Now, there's one part of XCFrameworks I did not know coming into this. You see, I was under the impression that it would take a library compiled for different architectures and different targets and nicely put it together. This seemed true for Intel only, but add Apple Silicon, and it became obvious that this was not true. It only supports taking in different targets. This means that before handing the build binaries to xcodebuild to make the xcframework, we needed to lipo the libraries of the same target but different architectures together. With them in place, we could make the xcframework, and you have the finished build of our repo, you can find the binaries here.

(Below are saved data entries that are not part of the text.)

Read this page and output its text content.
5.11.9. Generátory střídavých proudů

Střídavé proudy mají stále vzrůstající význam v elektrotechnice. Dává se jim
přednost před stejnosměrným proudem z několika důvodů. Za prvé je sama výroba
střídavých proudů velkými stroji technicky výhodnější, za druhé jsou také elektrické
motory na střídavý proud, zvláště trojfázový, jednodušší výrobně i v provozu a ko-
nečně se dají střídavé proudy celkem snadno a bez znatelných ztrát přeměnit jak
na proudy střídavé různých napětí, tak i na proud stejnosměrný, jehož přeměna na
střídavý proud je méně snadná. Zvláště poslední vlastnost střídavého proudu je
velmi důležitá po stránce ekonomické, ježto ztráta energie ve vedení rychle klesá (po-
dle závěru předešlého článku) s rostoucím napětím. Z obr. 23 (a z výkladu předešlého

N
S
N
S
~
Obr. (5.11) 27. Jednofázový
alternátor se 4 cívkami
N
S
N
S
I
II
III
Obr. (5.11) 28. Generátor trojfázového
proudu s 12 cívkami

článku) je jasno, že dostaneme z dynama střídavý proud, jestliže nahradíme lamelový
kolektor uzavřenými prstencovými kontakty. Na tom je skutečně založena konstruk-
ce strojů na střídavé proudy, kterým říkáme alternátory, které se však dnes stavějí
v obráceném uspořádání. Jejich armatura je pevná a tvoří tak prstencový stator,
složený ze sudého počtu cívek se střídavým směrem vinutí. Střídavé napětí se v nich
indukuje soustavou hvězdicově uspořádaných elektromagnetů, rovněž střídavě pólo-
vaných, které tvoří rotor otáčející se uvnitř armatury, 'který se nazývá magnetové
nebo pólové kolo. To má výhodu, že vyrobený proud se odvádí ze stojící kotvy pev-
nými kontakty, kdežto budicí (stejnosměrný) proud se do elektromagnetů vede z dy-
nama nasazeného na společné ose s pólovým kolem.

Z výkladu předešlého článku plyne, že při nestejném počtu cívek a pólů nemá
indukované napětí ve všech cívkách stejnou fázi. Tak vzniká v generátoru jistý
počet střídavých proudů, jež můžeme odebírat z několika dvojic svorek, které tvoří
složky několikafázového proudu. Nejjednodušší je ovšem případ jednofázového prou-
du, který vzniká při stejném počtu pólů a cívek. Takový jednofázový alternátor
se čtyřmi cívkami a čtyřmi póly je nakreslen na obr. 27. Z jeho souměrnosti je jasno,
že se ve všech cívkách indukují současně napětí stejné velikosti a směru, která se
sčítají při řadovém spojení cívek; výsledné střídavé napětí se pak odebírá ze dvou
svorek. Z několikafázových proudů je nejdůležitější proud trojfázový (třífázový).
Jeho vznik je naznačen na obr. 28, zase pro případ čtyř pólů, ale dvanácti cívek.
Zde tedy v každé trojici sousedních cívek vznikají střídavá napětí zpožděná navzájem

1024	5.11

Of course there is one more catch: the remaining relevant architectures (for now) are arm64, arm64e, x86_64 and x86_64h. If you are running macOS 11 with Xcode installed and run
file /Applications/Xcode.app/Contents/MacOS/Xcode
you will see
/Applications/Xcode.app/Contents/MacOS/Xcode (for architecture x86_64): Mach-O 64-bit executable x86_64
/Applications/Xcode.app/Contents/MacOS/Xcode (for architecture arm64): Mach-O 64-bit executable arm64
At first glance that looks fine. But, the x86_64h was introduced with Haswell, and Haswell CPUs debuted on the Macs in 2013. arm64e was introduced on the A12 chip that runs the Apple Silicon DTKs, and it's safe to assume the next Apple Silicon Macs won't be a step back. So really, I expected to focus on arm64e and x86_64h, but the Xcode binary suggests otherwise. Having asked around, it seems we should keep focussing on x86_64 and arm64. Why not do both? Because, when trying to add them together in the same XCFramework I'd often get A library with the identifier "

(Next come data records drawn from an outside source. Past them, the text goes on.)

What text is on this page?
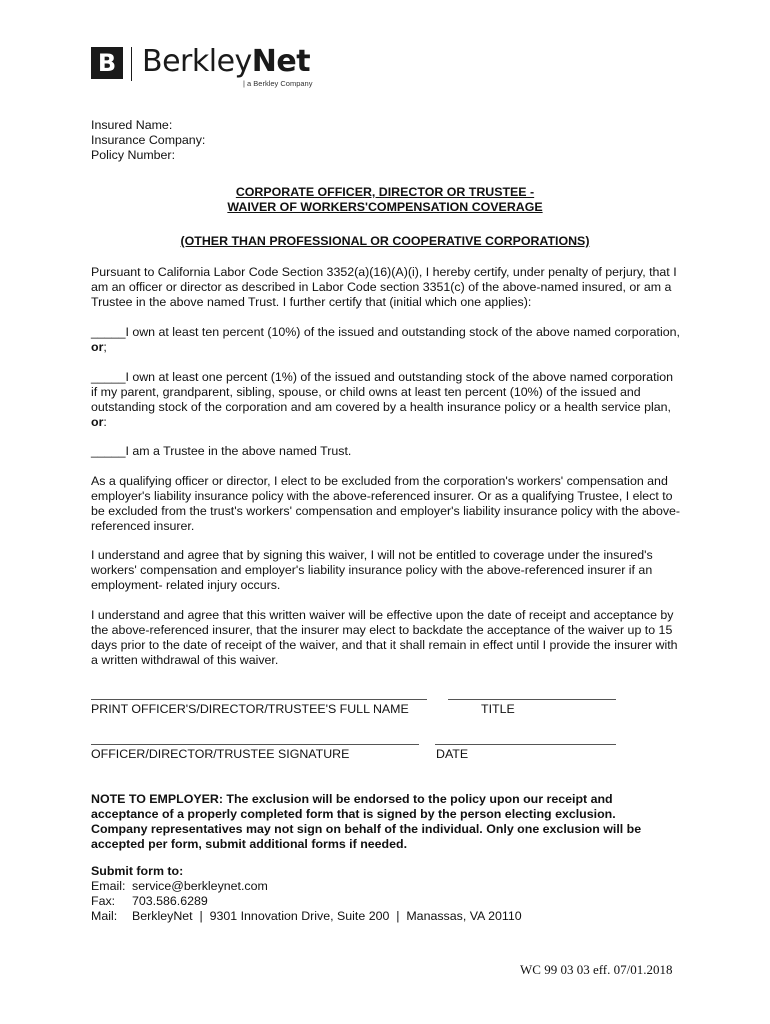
B BerkleyNet
| a Berkley Company
Insured Name:
Insurance Company:
Policy Number:
CORPORATE OFFICER, DIRECTOR OR TRUSTEE -
WAIVER OF WORKERS'COMPENSATION COVERAGE
(OTHER THAN PROFESSIONAL OR COOPERATIVE CORPORATIONS)
Pursuant to California Labor Code Section 3352(a)(16)(A)(i), I hereby certify, under penalty of perjury, that I am an officer or director as described in Labor Code section 3351(c) of the above-named insured, or am a Trustee in the above named Trust. I further certify that (initial which one applies):
_____I own at least ten percent (10%) of the issued and outstanding stock of the above named corporation, or;
_____I own at least one percent (1%) of the issued and outstanding stock of the above named corporation if my parent, grandparent, sibling, spouse, or child owns at least ten percent (10%) of the issued and outstanding stock of the corporation and am covered by a health insurance policy or a health service plan, or:
_____I am a Trustee in the above named Trust.
As a qualifying officer or director, I elect to be excluded from the corporation's workers' compensation and employer's liability insurance policy with the above-referenced insurer. Or as a qualifying Trustee, I elect to be excluded from the trust's workers' compensation and employer's liability insurance policy with the above- referenced insurer.
I understand and agree that by signing this waiver, I will not be entitled to coverage under the insured's workers' compensation and employer's liability insurance policy with the above-referenced insurer if an employment- related injury occurs.
I understand and agree that this written waiver will be effective upon the date of receipt and acceptance by the above-referenced insurer, that the insurer may elect to backdate the acceptance of the waiver up to 15 days prior to the date of receipt of the waiver, and that it shall remain in effect until I provide the insurer with a written withdrawal of this waiver.
PRINT OFFICER'S/DIRECTOR/TRUSTEE'S FULL NAME	TITLE
OFFICER/DIRECTOR/TRUSTEE SIGNATURE	DATE
NOTE TO EMPLOYER: The exclusion will be endorsed to the policy upon our receipt and acceptance of a properly completed form that is signed by the person electing exclusion. Company representatives may not sign on behalf of the individual. Only one exclusion will be accepted per form, submit additional forms if needed.
Submit form to:
Email: service@berkleynet.com
Fax: 703.586.6289
Mail: BerkleyNet  |  9301 Innovation Drive, Suite 200  |  Manassas, VA 20110
WC 99 03 03 eff. 07/01.2018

So there you have it, LibreSSL built as an XCFramework, matching version 3.0.2, 3.1.4 and 3.2.1, can now easily be built from the script (or downloaded as binary releases), supporting arm64 on iOS, and x86_64 and arm64 on the iOS Simulator, macOS and macOS Catalyst. For my part, I'll use it for my apps MySQL Commander for macOS, iPad and iPhone, MSSQL Commander for macOS, iPad and iPhone, PostgreSQL Commander for macOS (coming soon), iPad and iPhone, and Graph Gopher. It's already simplified my work there a lot. I'll also use it to contribute to other open source projects that depend on LibreSSL, such as the aforementioned libpq and libssh2. I hope others will also use it for other libraries, helping to bring them over to the platforms. I wish that it would be be more easy to include an XCFramework dependency when building libraries configured with configure, but that's a story for another day. Like I mentioned at the top, LibreSSL is a dependency for or can replace the OpenSSL dependency for many open and closed source projects, so I hope our efforts will be of good use to you and in your projects, either directly or transiently through the dependencies you'll include.